Some believe that slaving away at the gym for hours may not actually be doing wonders for your body. The Hormone Diet author Dr. Natasha Turner warns there is a critical point at which the benefits of exercise are outweighed by the risk factors.
Find out how long you should spend on your workout.
Dr. Turner: Do you exercise too much? This is the number one reason why I put a personal training studio in my office because I consistently see patients who exercise incorrectly, meaning that they go too hard and too long at the wrong type of exercise. I consistently see women doing too much cardiovascular exercise, like running on the treadmill five days a week for
more then 35 minutes to an hour. I really don’t think it’s necessary. Unless you’re an athlete training for a specific event, that’s not going to give you the most bang for the buck when you are thinking about exercising to maintain hormonal balance.
The key is to actually do less cardio and to do more strength. You do the strength training in a way that you work your heart at the same time. So it’s circuit training; it’s really short and it’s really high intensity and it gives you the most amazing bang for your buck as far as boosting growth hormone and lowering stress hormone.

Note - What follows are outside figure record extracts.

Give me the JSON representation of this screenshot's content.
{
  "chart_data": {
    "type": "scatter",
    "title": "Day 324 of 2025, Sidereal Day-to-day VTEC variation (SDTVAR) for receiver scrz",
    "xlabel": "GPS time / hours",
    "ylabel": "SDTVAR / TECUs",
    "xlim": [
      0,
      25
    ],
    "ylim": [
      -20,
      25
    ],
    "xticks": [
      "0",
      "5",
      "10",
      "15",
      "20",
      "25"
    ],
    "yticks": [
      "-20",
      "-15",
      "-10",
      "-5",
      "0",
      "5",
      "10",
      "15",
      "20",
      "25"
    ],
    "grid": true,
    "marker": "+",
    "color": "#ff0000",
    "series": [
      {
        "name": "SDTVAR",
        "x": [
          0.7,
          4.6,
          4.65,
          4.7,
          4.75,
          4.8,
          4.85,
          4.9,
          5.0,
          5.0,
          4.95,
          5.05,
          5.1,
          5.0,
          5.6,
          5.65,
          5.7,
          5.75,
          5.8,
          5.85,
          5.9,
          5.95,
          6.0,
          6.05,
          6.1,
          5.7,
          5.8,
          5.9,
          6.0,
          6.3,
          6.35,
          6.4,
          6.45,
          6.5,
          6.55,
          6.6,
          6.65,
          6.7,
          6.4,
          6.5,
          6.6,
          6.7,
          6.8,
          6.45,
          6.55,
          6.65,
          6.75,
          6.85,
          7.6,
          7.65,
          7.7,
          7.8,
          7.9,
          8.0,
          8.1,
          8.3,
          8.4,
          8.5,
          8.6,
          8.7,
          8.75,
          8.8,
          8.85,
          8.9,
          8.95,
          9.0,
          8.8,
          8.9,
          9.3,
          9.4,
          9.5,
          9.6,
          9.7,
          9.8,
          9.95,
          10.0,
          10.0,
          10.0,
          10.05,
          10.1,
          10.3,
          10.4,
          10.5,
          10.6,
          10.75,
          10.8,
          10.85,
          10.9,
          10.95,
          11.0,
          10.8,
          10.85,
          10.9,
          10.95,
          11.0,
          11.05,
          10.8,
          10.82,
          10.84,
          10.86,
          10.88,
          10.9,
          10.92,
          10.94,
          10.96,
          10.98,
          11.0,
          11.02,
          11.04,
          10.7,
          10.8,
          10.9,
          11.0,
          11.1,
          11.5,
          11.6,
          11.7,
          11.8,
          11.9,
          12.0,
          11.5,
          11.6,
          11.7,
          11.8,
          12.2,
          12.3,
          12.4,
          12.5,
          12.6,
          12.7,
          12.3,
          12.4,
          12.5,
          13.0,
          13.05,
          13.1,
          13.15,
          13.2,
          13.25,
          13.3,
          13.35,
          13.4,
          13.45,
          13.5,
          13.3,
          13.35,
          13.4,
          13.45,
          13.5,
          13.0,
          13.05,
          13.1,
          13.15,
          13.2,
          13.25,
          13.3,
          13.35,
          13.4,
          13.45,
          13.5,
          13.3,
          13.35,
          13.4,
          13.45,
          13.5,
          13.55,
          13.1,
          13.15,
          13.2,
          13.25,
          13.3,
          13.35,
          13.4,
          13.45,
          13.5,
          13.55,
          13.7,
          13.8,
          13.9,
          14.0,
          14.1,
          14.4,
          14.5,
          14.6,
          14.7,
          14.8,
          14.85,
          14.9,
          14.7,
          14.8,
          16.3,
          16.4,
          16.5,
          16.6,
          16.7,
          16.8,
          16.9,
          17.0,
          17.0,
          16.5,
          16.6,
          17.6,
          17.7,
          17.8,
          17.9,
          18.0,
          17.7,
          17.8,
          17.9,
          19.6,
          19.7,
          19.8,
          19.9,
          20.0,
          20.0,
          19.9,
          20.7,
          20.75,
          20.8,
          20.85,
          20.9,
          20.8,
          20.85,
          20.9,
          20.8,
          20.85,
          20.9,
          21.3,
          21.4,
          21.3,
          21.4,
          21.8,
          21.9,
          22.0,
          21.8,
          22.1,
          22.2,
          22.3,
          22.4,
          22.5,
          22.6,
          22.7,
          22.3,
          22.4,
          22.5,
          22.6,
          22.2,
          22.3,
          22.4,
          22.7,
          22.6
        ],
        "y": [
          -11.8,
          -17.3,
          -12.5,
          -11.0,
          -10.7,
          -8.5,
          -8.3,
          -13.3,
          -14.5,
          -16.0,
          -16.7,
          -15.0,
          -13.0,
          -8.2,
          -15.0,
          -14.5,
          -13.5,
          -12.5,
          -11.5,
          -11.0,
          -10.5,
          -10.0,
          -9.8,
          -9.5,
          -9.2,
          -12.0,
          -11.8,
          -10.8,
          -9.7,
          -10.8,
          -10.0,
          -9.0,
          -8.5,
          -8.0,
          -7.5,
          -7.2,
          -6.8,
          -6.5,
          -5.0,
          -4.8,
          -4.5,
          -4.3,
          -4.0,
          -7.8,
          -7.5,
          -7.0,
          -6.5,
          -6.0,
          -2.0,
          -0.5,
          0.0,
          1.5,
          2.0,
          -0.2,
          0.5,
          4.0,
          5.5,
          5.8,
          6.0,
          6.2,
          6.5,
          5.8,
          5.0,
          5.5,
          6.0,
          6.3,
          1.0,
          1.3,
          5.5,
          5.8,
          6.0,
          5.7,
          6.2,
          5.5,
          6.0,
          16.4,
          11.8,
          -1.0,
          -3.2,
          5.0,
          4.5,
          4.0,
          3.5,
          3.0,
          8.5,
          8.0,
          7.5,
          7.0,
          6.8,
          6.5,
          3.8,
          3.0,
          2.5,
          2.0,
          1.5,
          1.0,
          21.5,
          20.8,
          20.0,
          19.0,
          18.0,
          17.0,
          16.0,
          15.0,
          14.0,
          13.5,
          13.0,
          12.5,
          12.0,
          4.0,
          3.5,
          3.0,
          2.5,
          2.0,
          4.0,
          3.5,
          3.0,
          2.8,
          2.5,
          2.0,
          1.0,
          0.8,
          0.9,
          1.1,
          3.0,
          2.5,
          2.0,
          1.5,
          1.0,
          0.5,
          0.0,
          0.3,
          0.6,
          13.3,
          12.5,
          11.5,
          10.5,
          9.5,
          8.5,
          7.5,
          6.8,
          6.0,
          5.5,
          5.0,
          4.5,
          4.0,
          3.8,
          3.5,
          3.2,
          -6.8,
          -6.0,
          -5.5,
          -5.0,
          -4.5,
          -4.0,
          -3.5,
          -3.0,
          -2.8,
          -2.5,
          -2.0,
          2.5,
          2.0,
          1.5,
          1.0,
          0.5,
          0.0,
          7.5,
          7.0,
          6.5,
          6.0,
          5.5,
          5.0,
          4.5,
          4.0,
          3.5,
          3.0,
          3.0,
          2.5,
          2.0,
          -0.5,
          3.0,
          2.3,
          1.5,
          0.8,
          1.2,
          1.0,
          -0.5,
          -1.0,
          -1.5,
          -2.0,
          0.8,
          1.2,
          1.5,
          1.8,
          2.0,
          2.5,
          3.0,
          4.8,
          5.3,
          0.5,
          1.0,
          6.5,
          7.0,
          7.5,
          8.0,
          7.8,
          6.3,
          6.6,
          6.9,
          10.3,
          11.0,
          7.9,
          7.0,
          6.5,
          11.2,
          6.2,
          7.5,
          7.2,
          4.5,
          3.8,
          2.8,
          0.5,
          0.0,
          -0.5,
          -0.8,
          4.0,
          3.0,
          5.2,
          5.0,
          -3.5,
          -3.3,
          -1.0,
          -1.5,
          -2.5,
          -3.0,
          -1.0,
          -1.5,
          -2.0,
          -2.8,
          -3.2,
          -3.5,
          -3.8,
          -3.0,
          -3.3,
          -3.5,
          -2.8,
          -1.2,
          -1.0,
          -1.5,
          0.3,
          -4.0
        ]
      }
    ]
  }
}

The problem is that after 40 minutes of exercise, unless you are a very conditioned athlete; your stress hormones will start to rise. Stress hormones actually tear down your muscle fibre. Cortisol (the long-term stress hormone that elevates when you exercise too long) actually starts to eat up your muscle fibre that you’re working so hard to build. If you go shorter, you’ll burn off that extra cortisol that you may have gone into the workout with because of your stressful day, and then by the 30-35 minute mark you’ve burned it off, but you haven’t actually stimulated the release of more. I really encourage people to change their philosophy that more exercise isn’t always better. You don’t need an hour a day – that’s archaic!